Avery later embarked on a speaking tour to vindicate himself in the eyes of the public, but his efforts were largely unsuccessful. In 1836, Avery left the Methodist ministry, and took his family first to Connecticut, then upstate New York. They ultimately settled in Ohio, where he lived out the rest of his days as a farmer. Avery also wrote a pamphlet called The correct, full and impartial report of the trial of Rev. Ephraim K. Avery. He died on October 23, 1869.

==Legacy==
Cornell's body was originally buried on the farm near where her body was found. However, years later it was moved to Plot 2733 on Whitethorn Path at Oak Grove Cemetery when the farm became South Park.

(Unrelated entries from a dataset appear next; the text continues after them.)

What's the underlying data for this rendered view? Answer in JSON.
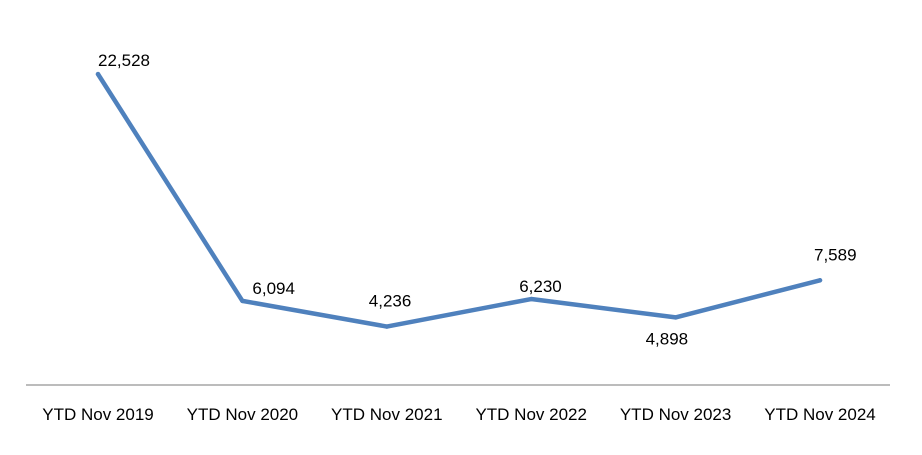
{
  "chart_data": {
    "type": "line",
    "title": "",
    "xlabel": "",
    "ylabel": "",
    "categories": [
      "YTD Nov 2019",
      "YTD Nov 2020",
      "YTD Nov 2021",
      "YTD Nov 2022",
      "YTD Nov 2023",
      "YTD Nov 2024"
    ],
    "series": [
      {
        "values": [
          22528,
          6094,
          4236,
          6230,
          4898,
          7589
        ],
        "data_labels": [
          "22,528",
          "6,094",
          "4,236",
          "6,230",
          "4,898",
          "7,589"
        ],
        "color": "#4F81BD"
      }
    ],
    "ylim": [
      0,
      25000
    ],
    "grid": false,
    "legend": "none",
    "axis_color": "#A6A6A6"
  }
}
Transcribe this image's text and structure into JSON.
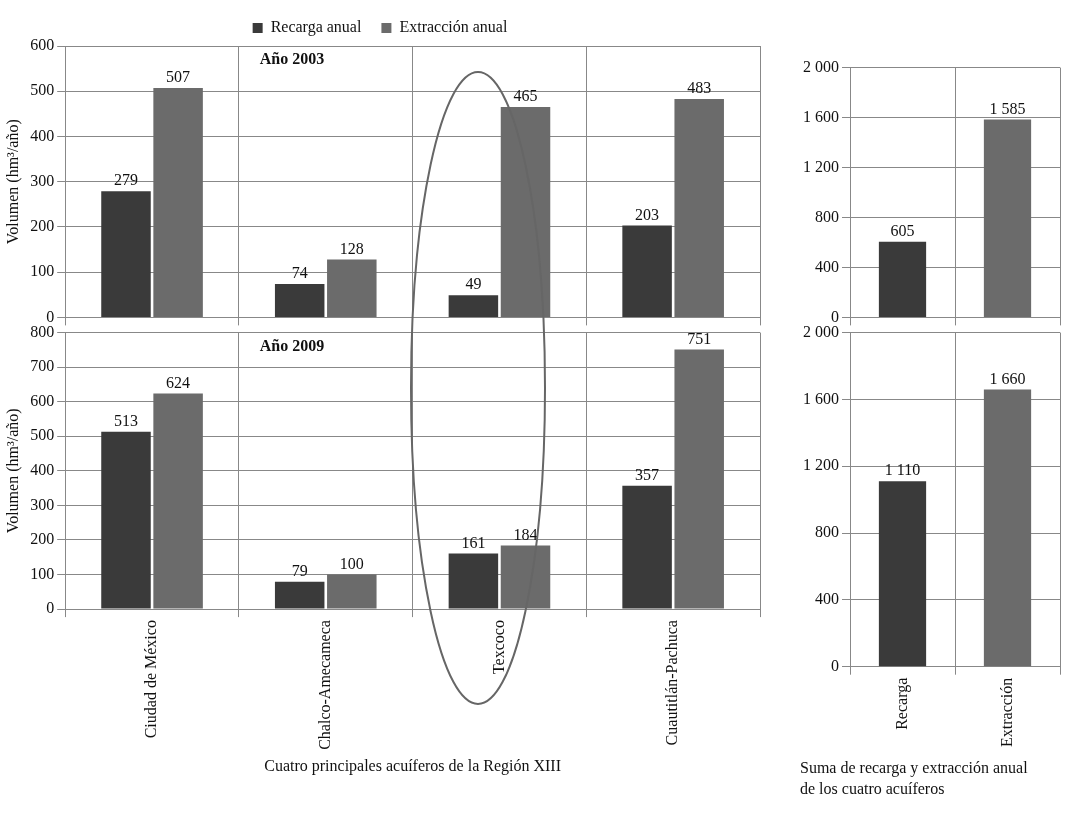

The story of Cornell's death and the ensuing trial were the subject of the 1833 book Fall River: An Authentic Narrative by Catharine Williams and the 2025 book The Sinners All Bow by Kate Winkler Dawson, as well as the 2001 academic paper The Scarlet Letter' and the 1833 Murder Trial of the Reverend Ephraim Avery by Kristin Boudreau. Both Dawson and Boudreau found parallels between Cornell and Rev. Avery and The Scarlet Letter characters Hester Prynne and Arthur Dimmesdale.